28 апреля в Китай под черным знаменем ушли всего 700 человек. В их обозе двигались автомобили атамана, нагруженные золотом и драгоценностями. Анненковцы продолжали привычно бесчинствовать и на китайской территории. Местные власти несколько раз безуспешно просили атамана укротить его людей. В марте 1921 года его арестовали и посадили в тюрьму города Урумчи, где он провел три года. Вышел он на свободу лишь в 1924 году, когда в его дело вмешался английский консул. Англичане хотели, чтобы атаман возглавил боевое крыло русской эмиграции, но он отказался, предпочтя заняться разведением породистых лошадей.
7 апреля 1926 года Анненкова увели солдаты коммунистического генерала Фэн Юйсяна, который сразу же передал его сотрудникам ОГПУ. Вместе с ним был похищен начальник штаба Партизанской армии генерал Николай Денисов, боевой соратник Анненкова ещё с Мировой войны. Через Монголию обоих переправили в СССР. Чтобы замаскировать свои действия на территории другого государства, чекисты объявили, что Анненков добровольно перешёл советскую границу и сдался властям. ТАСС распространил «заявление атамана Анненкова»: «Белое движение немыслимо и не нужно… Советская власть признана всеми народами Советского Союза… Я вернулся добровольно и сейчас твердо стою на платформе Советской власти…»

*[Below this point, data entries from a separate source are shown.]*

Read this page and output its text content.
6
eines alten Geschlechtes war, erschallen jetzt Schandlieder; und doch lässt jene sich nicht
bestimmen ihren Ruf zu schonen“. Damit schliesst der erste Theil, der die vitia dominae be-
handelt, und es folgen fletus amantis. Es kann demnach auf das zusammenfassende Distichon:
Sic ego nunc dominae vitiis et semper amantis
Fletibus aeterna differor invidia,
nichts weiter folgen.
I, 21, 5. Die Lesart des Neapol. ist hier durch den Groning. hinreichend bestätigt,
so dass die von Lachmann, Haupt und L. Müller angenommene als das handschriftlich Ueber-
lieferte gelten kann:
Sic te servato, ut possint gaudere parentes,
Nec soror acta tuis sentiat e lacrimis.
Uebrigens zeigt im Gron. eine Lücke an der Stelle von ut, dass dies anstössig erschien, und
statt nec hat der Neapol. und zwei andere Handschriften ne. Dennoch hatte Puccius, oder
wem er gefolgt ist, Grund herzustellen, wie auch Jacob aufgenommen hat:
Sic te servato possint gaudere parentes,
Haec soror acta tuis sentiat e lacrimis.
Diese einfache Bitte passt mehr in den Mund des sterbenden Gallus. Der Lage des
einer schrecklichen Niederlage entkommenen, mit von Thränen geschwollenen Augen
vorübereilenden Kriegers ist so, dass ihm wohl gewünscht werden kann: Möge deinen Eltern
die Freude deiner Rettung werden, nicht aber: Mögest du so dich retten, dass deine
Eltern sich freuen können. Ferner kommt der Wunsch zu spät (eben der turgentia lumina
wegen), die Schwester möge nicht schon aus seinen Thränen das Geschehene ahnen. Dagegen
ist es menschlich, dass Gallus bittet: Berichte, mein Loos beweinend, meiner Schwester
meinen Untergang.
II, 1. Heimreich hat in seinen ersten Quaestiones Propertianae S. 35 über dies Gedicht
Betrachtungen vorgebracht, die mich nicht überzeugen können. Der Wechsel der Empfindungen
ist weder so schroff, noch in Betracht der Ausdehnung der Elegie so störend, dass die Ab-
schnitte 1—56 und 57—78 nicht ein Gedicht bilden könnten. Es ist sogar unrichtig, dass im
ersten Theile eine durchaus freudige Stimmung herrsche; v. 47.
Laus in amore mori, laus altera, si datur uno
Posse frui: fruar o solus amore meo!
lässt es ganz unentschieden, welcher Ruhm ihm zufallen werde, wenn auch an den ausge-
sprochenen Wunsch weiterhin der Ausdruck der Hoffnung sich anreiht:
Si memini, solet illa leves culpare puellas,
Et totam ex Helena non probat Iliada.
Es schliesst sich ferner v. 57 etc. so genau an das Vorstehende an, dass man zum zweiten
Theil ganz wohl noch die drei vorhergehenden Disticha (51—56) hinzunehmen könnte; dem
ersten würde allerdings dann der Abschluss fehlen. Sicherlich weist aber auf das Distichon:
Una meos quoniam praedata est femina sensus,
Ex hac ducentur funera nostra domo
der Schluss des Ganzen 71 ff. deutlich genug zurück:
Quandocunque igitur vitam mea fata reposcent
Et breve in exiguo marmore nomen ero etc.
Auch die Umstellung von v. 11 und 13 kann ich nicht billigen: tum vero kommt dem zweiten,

25 июля 1927 года в Семипалатинском театре имени Луначарского начался открытый суд над Анненковым и Денисовым. Зрители холодели от показаний ста четырёх свидетелей о зверствах, творимых анненковцами. Прежде под сводами этого театра никогда не звучало ничего подобного: «Как сейчас вижу — лежит голая мертвая женщина. Груди и правая рука у нее отрублены. Левый глаз вынут заостренною палкой. Палка с этим же глазом воткнута в землю. Недалеко от убитой всажен кол в землю. На колу — грудной младенец. Изо рта младенца торчит грудь, отрубленная у его матери». Позже говорили, что прокурор, читая обвинения, якобы поседел. Вряд ли: сотрудники советских органов правопорядка отличались крепкими нервами и были свидетелями, если не участниками, еще и не таких жестокостей.
Подсудимые держались скромно и сильно не отпирались от предъявленных им обвинений. Видимо, следователи обещали им, что при таком поведении их помилуют. Ничем иным нельзя объяснить надежду, звучавшую в последнем слове Анненкова: «Я думал, что когда-нибудь Советское правительство даст мне возможность загладить мою глубокую вину своей верной и преданной службой ему и отдать себя целиком и полностью на служение ему. После речей обвинения я понял, что я не нужен советскому правительству, я понял, что мне не может быть никакой пощады, мне не может быть никакого снисхождения за мою прошлую борьбу… Я ухожу из этой жизни раскаявшимся преступником, и я хочу думать, что я уйду из жизни со снятым проклятием с моего имени и фамилии».
12 августа обоим подсудимым был вынесен смертный приговор. Оба подали прошение о помиловании, которое не было удовлетворено. Анненкова и Денисова расстреляли 25 августа 1927 года.